At its worst this means that people with power, as I suggested in a prior posting, are predisposed to abuse the perks that accompany their position. We who lead, therefore, are duty bound to reflect seriously upon ways in which we may be more susceptible to abusing our office than if we held a different post.
Reflection, however, while necessary, is hardly sufficient. The task at hand is to create systemic protections designed to assure that such abuses are mitigated. If empathy is a natural casualty of power, then those in power must be taught to compensate for their own proclivities. According to a social psychologist at UC Berkeley, Dacher Keltner, who studied the findings from Wilfrid Laurier, this can, in fact, be done. An emerging field of research, he says, suggests that, “powerful people who begin to forget their subordinates can be coached back to their compassionate selves.”

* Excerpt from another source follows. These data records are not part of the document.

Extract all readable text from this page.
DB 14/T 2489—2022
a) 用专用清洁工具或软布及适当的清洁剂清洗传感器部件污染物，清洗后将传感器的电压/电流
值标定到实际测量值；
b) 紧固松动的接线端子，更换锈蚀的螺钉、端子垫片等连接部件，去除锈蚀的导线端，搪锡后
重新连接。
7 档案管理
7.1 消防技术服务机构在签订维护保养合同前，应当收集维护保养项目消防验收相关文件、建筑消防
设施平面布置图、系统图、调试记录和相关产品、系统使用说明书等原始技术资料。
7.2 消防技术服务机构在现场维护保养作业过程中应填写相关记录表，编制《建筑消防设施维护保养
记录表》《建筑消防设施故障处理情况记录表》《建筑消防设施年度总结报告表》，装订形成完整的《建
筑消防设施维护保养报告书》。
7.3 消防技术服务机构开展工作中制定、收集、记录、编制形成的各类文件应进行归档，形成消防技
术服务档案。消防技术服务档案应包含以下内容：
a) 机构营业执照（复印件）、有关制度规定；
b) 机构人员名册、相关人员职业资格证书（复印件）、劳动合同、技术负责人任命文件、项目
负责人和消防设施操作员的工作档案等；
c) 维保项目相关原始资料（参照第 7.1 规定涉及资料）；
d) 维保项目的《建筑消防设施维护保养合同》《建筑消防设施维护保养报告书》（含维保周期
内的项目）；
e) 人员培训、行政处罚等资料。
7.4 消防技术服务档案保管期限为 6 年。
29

The Torah’s approach to this issue is instructive. The book of Deuteronomy imposes a series of restrictions on the king, including the number of wives he may have and the amount of gold and silver he is eligible to amass. This section of the Torah concludes with the following, “When he is seated on his royal throne, he shall have a copy of this teaching (Torah) written for him … Let it remain with him and let him read in it all his life … Thus he will not act haughtily toward his fellows… (Deut. 17:18-20).” The text recognizes that at the apogee of power the king is least likely to be empathic. For this reason, it requires him to self-correct and to engage in behavior (“read in it daily”) designed specifically to facilitate an increased sense of compassion and understanding.
The importance of this new neuroscience research is that it affirms what ethicists have long believed to be true. Now that this link between power and low levels of empathy has been documented, each of us who holds power, whether in the office, in our communal organizations, or elsewhere must work hard to pursue appropriate counterbalances.